For me, self help books and health guides were synonymously exclusive with needing to reject your current body, or force it through a traumatic starvation in order to be fully ‘cleansed’ and ready to begin your new life. A handbook created to inspire and encourage positive habits had an innate value judgement which placed thinness and attractiveness at the top of the hierarchy, leaving anyone who did not feel able to ‘achieve’ the standard required £10.99 out of pocket, and back at square one. The idea of changing your body to change your life is present in almost every teen rom-com featuring a girl with braces and frizzy hair. Art has challenged these ideologies, and it only takes one look at classical art to see that bodies have come in all shapes and sizes for as long as can be recorded. Why then, are there so many pressures to conform to a type of beauty that is so inaccessible to so many?
While I am sure that not all self help or weight loss books were as ideologically overpowering as I felt the ones I witnessed to be, it is uncommon to see a book about weight be one which encourages you that actually, weight is not the be all and end all of confidence.
Enter, Fat is a Feminist Issue. Written by Susie Orbach in 1978, the book acts as an anti-diet manual, delving into the reasons behind why women struggle so much with food, rather than just blanket blaming their unhealthy habits as a symptom of their own weak will. Rather than focusing on how to rid yourself of cellulite, the book proposes that diet culture is representative of institutionalised patriarchal values, and that women’s’ relationships with their bodies – whether thin or fat – is deeply intertwined with their own worldview. The book says that binge-eating, obsessive dieting and hating yourself have become so common that it is not even seen as damaging behaviour anymore. Eating is punishment and reward, with a much deeper relationship to us than we have previously recognised. Orbach manages to simultaneously inspire and reassure the reader – I read this book near New Year, and immediately felt more in control of my own body and my relationship with the world around me, so that rather than blaming myself for overeating,I treated myself with compassion.
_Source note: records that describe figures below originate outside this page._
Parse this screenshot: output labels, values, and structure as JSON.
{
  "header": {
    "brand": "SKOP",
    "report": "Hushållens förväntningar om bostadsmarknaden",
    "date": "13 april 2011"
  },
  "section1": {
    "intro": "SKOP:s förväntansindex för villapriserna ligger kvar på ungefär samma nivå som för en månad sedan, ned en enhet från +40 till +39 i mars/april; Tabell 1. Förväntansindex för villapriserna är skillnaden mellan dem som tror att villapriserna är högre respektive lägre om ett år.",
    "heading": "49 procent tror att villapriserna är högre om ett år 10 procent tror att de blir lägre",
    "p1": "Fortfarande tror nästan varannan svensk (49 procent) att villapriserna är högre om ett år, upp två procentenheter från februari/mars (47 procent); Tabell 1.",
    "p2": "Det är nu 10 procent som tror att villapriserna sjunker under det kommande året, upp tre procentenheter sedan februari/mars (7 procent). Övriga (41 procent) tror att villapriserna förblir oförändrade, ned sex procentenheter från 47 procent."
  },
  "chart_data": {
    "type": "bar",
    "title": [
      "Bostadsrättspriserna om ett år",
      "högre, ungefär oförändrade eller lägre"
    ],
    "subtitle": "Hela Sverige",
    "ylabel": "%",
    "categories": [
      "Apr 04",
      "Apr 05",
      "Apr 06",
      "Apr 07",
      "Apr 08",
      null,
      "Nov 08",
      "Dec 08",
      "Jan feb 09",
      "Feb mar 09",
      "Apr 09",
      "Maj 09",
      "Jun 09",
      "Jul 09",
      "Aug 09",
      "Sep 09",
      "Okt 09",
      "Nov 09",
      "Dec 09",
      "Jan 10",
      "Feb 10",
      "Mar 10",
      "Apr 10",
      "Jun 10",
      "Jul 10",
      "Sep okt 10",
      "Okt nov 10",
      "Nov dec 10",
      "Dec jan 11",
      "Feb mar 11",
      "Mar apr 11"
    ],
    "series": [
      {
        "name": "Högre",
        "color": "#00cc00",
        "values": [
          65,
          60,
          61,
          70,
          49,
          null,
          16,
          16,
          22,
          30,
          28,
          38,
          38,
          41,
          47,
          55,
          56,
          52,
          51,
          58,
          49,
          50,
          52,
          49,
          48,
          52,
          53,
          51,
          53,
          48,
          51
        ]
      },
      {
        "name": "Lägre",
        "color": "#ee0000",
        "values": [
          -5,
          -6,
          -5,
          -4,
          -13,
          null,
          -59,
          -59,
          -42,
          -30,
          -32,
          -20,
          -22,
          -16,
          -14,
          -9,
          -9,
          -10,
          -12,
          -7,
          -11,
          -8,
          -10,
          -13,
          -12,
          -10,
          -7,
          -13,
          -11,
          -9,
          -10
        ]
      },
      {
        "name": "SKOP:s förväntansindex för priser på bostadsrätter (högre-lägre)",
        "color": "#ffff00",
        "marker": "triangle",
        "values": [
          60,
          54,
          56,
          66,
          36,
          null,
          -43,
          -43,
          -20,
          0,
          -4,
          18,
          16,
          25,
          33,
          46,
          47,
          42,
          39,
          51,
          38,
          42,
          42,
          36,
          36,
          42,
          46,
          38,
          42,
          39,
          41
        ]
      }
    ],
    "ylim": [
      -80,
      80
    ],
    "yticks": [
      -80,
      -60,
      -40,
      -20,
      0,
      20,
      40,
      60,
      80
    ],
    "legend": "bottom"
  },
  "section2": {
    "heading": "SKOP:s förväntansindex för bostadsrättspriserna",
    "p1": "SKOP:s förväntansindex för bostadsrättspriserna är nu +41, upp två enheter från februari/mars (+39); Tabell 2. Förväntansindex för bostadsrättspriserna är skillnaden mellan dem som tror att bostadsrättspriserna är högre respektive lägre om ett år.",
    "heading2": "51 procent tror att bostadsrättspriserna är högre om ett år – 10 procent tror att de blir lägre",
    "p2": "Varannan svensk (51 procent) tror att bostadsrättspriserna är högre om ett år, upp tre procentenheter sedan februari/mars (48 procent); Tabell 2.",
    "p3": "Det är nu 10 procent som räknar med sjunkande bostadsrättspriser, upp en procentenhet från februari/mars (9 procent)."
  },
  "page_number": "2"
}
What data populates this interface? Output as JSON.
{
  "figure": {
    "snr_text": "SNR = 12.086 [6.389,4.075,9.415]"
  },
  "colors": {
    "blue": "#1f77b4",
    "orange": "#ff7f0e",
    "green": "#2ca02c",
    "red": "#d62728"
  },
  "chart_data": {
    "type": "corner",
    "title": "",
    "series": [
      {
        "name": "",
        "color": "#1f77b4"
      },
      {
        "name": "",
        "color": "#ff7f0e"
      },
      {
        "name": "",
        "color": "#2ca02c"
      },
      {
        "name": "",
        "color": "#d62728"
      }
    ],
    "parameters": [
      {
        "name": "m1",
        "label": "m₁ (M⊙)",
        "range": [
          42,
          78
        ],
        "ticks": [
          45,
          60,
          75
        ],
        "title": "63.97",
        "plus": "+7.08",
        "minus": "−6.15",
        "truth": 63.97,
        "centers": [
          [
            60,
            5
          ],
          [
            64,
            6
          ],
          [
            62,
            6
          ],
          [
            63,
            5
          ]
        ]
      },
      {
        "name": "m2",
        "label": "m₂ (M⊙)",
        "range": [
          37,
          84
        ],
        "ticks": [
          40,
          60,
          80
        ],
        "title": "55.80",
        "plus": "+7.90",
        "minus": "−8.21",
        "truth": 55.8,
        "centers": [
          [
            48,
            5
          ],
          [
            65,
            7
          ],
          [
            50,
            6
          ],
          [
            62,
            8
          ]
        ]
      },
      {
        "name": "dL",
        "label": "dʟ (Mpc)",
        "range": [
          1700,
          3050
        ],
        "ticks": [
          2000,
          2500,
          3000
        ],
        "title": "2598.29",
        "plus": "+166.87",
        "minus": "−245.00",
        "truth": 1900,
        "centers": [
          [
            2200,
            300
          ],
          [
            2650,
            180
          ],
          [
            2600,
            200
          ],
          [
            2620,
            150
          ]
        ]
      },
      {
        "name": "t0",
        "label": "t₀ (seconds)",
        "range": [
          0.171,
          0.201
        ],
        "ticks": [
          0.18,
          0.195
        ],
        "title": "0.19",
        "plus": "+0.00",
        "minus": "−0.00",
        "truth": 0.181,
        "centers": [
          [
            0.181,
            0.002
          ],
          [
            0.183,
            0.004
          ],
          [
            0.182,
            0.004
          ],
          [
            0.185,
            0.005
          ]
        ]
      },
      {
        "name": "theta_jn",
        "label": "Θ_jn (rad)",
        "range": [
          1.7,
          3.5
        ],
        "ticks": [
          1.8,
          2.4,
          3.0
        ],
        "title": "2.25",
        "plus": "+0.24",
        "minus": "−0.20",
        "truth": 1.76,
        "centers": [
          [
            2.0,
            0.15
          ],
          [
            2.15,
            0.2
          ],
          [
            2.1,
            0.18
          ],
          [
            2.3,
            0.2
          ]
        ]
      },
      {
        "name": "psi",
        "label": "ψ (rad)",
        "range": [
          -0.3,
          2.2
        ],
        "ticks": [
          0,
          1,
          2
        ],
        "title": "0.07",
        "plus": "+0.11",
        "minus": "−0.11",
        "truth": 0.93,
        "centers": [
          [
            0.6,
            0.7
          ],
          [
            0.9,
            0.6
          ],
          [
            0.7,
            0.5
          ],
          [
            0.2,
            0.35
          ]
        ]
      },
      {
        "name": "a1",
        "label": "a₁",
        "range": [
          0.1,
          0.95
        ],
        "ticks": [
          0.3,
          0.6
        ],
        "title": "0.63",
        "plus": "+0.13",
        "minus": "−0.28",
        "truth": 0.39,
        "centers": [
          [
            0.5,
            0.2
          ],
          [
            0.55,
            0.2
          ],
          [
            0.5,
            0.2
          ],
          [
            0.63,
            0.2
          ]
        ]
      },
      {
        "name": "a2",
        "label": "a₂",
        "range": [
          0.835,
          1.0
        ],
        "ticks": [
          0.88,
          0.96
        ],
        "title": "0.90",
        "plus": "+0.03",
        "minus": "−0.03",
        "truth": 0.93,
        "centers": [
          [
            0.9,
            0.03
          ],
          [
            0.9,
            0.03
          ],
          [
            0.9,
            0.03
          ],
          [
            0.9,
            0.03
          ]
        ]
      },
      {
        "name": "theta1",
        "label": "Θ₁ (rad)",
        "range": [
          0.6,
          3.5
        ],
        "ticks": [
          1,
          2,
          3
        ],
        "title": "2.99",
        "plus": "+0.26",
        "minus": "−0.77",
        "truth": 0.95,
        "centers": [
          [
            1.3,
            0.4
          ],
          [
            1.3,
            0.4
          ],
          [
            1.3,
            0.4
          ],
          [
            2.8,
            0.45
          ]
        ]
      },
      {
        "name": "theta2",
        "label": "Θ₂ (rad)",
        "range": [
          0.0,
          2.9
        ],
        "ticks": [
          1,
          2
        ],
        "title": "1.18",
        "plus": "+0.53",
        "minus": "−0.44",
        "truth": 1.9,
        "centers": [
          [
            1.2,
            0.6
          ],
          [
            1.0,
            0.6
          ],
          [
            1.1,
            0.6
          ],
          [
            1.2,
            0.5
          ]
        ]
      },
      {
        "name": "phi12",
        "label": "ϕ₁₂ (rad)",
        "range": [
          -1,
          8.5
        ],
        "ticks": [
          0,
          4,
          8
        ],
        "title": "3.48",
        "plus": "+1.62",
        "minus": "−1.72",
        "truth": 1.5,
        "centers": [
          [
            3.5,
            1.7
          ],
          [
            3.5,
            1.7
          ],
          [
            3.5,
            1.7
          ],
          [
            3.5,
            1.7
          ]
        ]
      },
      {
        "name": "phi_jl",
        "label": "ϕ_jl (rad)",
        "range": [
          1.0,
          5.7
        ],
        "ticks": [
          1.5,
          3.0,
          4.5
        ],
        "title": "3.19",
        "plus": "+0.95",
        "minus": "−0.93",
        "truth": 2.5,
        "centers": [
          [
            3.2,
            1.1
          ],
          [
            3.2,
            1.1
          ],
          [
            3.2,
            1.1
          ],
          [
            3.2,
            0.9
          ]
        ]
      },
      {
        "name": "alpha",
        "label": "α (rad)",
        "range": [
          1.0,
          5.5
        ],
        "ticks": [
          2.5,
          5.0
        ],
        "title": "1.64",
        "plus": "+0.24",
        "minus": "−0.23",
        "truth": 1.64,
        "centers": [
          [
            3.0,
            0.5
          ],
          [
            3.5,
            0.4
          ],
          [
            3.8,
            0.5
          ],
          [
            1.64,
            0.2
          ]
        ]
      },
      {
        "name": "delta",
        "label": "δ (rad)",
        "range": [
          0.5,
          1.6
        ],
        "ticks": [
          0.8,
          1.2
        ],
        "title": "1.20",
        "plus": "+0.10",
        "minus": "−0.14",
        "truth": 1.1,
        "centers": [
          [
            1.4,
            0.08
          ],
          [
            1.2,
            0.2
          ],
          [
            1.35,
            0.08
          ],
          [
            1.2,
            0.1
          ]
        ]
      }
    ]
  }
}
Rather than taking food as an isolated object, she connects it to everything.
This book was simultaneously revolutionary and comforting, raising questions of how the diet culture can be challenged and whether the damage has already been done. In an age of relentless advertising, Instagram models and over thirty thousand YouTube videos on how to contour a double chin, an alternative to dieting and ‘hating yourself thin’ is needed. Orbach may have released her solution nearly forty years ago, but it holds its own as a reminder of the toxicity that diet culture perpetuates. Similar books have emerged since, as well as blogs and social media movements, but even in their unshrinking body positivity, the majority of for sale products are marketed as anti-dieting to make you lose weight, rather than just rejecting the values that dieting portrays. Social media movements are undeniably powerful, but also tragically fleeting. Until alternative books become accessible, invading the popular weight loss genre, I cannot imagine an inclusive solution to this problem. For now, at least we have Fat is a Feminist Issue.